- Paper Report
- Open Access
Pathogenic role of anti-myeloperoxidase ANCA
- Martin Aringer1
© Biomed Central Ltd 2002
- Received: 15 November 2002
- Accepted: 27 November 2002
- Published: 27 November 2002
- microscopic panarteritis
- pauci-immune glomerulonephritis
- perinuclear ANCA
Antineutrophil cytoplasmatic antibodies (ANCA) are present in many patients with systemic vasculitides, with myeloperoxidase (MPO) and proteinase-3 (PR-3) being the main autoantigens in (microscopic) panarteritis nodosa (PAN) and Wegener's granulomatosis (WG), respectively. ANCA are associated with disease activity, but their role in disease pathogenesis has remained obscure.
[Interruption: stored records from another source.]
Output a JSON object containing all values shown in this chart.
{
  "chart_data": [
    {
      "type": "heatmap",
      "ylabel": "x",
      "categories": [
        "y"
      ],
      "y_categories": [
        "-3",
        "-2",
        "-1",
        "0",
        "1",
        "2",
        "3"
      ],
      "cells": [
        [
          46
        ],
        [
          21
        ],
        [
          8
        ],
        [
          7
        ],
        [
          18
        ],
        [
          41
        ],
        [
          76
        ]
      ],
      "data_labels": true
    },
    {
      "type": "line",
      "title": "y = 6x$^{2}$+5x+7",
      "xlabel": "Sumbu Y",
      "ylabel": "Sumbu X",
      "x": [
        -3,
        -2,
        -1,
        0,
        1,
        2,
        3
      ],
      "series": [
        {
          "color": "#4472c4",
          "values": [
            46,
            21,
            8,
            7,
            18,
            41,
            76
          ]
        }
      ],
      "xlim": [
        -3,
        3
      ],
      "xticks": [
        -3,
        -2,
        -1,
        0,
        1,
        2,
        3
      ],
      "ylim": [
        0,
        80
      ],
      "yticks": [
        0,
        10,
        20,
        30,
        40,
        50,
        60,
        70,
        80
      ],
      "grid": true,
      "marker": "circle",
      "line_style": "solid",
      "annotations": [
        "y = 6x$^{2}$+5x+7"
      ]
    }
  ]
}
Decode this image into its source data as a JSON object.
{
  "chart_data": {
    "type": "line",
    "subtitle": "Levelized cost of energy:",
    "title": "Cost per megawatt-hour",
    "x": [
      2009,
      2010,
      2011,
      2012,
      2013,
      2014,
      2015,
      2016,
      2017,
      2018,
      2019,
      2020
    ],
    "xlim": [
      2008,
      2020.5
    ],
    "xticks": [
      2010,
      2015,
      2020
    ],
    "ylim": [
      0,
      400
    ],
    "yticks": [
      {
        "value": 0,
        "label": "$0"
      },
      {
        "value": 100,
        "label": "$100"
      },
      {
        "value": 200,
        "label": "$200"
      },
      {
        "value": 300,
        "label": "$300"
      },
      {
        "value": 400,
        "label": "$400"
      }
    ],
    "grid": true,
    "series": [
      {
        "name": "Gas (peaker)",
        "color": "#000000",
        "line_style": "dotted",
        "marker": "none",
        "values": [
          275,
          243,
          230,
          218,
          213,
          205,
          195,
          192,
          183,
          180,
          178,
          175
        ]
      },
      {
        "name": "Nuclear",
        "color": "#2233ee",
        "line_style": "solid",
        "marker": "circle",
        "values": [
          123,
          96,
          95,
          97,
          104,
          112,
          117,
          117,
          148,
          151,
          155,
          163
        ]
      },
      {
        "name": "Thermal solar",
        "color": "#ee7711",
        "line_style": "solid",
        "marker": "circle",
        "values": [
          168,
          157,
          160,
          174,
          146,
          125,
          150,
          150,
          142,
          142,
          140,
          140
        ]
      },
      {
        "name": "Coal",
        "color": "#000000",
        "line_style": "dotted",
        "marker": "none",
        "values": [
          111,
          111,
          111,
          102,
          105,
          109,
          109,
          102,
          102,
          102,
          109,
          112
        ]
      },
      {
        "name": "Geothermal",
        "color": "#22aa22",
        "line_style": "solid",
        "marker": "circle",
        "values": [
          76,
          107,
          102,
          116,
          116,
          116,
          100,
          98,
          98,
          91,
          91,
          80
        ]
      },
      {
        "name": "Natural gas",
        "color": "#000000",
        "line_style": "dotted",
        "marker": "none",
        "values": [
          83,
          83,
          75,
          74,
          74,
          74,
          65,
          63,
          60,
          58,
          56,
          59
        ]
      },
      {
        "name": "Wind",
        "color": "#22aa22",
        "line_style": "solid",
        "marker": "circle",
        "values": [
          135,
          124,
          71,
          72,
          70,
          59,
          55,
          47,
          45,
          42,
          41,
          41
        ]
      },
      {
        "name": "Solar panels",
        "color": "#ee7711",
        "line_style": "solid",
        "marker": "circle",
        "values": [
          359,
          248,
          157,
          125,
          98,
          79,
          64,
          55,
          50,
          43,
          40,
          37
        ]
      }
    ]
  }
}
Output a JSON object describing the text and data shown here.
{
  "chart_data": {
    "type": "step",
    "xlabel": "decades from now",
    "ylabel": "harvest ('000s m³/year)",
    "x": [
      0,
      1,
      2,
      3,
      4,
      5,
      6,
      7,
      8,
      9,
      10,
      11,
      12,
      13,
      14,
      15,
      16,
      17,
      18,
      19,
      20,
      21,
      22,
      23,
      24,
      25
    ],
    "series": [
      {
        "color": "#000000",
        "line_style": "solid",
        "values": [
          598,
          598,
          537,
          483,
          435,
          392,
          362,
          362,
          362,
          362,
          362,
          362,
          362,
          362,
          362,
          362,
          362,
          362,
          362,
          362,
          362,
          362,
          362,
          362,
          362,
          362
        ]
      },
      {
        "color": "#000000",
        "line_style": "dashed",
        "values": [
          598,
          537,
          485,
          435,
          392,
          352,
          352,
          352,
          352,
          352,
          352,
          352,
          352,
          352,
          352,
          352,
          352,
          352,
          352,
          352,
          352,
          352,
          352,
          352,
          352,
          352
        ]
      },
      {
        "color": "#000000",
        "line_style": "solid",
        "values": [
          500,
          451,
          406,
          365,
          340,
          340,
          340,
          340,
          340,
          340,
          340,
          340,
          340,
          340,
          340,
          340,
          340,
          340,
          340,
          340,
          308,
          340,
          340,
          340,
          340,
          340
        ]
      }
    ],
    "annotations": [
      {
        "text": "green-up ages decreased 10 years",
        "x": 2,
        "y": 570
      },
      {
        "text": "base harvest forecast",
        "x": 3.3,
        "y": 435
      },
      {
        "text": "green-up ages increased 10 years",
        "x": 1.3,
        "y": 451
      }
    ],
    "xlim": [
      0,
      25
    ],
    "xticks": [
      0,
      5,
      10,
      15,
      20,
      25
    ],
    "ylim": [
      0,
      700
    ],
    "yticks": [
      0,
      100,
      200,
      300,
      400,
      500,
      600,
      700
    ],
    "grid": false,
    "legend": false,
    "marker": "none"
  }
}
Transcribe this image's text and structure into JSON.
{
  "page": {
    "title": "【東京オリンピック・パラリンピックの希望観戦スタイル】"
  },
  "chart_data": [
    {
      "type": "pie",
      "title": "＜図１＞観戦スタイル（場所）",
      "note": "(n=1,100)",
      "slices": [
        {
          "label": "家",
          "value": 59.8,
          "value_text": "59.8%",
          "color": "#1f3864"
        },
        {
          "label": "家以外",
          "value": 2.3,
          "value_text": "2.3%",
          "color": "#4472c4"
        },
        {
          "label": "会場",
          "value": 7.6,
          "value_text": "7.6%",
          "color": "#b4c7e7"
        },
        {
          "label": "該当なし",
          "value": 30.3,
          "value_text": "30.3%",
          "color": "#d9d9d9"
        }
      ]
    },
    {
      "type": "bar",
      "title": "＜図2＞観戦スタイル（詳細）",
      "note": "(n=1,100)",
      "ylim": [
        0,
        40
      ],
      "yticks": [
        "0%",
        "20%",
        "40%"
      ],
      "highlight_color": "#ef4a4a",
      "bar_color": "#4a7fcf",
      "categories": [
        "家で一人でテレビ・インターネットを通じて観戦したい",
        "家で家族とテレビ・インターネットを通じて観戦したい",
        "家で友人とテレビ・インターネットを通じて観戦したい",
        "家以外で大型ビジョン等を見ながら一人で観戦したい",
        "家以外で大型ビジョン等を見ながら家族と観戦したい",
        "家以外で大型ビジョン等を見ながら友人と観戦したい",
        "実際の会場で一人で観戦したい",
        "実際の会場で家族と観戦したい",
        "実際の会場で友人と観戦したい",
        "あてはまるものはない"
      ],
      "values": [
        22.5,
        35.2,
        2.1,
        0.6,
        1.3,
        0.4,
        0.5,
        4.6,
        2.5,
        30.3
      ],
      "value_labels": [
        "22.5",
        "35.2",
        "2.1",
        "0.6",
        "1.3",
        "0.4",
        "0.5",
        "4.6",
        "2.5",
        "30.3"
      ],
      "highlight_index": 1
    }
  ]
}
Rag2-/- mice lack functional B and T cells. Splenocytes of MPO-/- mice immunized with purified MPO were transferred to Rag2-/- recipients and developed MPO-ANCA. 80% of Rag2-/- mice receiving 1x108 or 5x107 splenocytes from MPO-immunized mice developed a pauci-immune glomerulonephritis with increased serum creatinine and blood urea nitrogen (BUN), proteinuria, an active urinary sediment, and fibrinoid necrosis and crescents in their glomeruli. One third of the animals developed hemorrhagic pulmonary capillaritis, 2/16 developed necrotizing arteritis, and in one animal necrotizing granulomatous inflammation was found in the spleen. Mice receiving 1x108 splenocytes from BSA-immunized or non-immunized animals developed mild glomerular lesions with moderate glomerular hypercellularity. Purified IgG derived from mice immunized with MPO, but not from control animals immunized with BSA, induced pauci-immune crescentic glomerulonephritis both in Rag2-/- and in wildtype B6 mice. 2/6 wildtype B6 mice developed capillaritis; 3/6 had skin ulceration with necrotizing arteritis proven in one case.
Rag2-/- mice, B6 mice, immunization of MPO-/- mice with MPO or BSA, splenocytes transfer, IgG transfer, ELISA, histology, immunofluorescence, electron microscopy
The article is accompanied by a commentary (D'Agati V: Antineutrophil cytoplasmic antibody and vasculitis: much more than a disease marker. J Clin Invest 2002, 110: 919-921).